While it's widely held that marketing directors should concentrate on a plethora of things, Andrew Marsden, the new Master for guild-style organisation The Marketors, begs to differ and has selected the three issues he believes are key for 2015.

Andrew Marsden, master of the Worshipful Company of Marketors
Andrew Marsden, master of the Worshipful Company of Marketors

1.

Remember that marketing’s primary role is to build shareholder value. The Global Intangibles Finance Tracker tells us that the value of the top 500 brands is $63 trillion. Intangibles, like brand equity, accounted for 53% of this.

What is alarming is that 38% of the value was not on their balance sheets. The accounting conventions can’t cope with non-declared assets very well. It is the marketing folks’ job to build these brands and we should be fiercely proud of that role and profess it in the boardroom.

Few social sites actually make money for their public shareholders

2.

We marketers need to get real about the so-called ‘new media’. It is neither new (it's now over 20 years old) nor a media.

It is just another channel. The greatest use is search, and though a powerful information medium, it hasn’t replaced traditional advertising and won’t in the foreseeable future.

Most high volume websites remain transactional retail ecommerce sites based on price. Most brand sites are undifferentiated ‘brand immersion’ style PR sites with companies spending a lot of money trying to engage consumers using branded entertainment content without much evidence of any return for shareholders.

Most commercial entertainment sites are based on a straight advertising model with few viable subscription models in evidence.
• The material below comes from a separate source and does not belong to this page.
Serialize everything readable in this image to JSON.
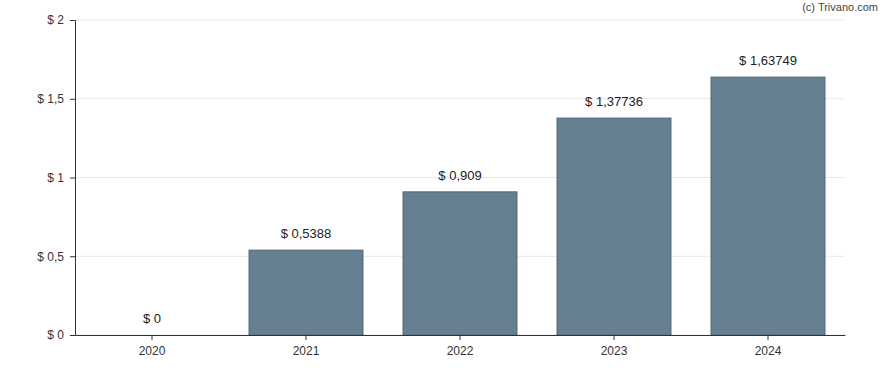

Few social sites actually make money for their public shareholders.

In social media where even more money is being spent, the best academics are struggling to find a direct link between ‘likes’ and ‘followers’ and shopper purchases. The challenge remains for brand marketers to measure the financial benefit of these investments.

People watch programmes, not channels. Brand communications are increasingly focused on the three 'C's: creation, content and co-operation. Given the explosion of new channels, with no real increase in advertising budgets, channels need content as well as ads.

Technology has released a passion for creating content, but is this of interest to anyone other than the creator? Are blogs and citizen journalism about creativity or merely driven by a desire for celebrity?

Five years after the floodgates opened the marketing value of much of this 'stuff’ remains questionable. This means that the production of proper branded content, together with talent management, has become a necessary marketing skill.

3.

Many clients believed the conventional agency model to be broken. Today most agency networks are still being built through acquisition rather than organic growth.

The promised consistency and integration is being lost in internal P&L competition. Many agencies have effectively industrialised creativity and centralised media buying.

Agency margins rely on building factories for generating ideas, in managing returns from clients' media funds and many are burdened with high corporate overheads.

We need to make a dynamic move into an era of marketing based on the core values of the brand

Despite some nascent models to try and own the IP they have traditionally given away, most agencies are trying to grow through widening the range of disciplines they offer rather than address this issue. This is still a work in progress.

Given we have a much wider range of communication channels at our disposal how do we get the best from our agencies, integrate our activities and get great holistic creativity when we are working with too many narrow specialisms and specialists?

I suggest we need to make a dynamic move into an era of marketing based on the core values of the brand.

Marketing activity concentrating on surrounding the points of influence along known shopper purchasing journeys, in striving for big insights from big data - and one where we have to once again teach our troops to write brilliant briefs in order to release brilliant creativity.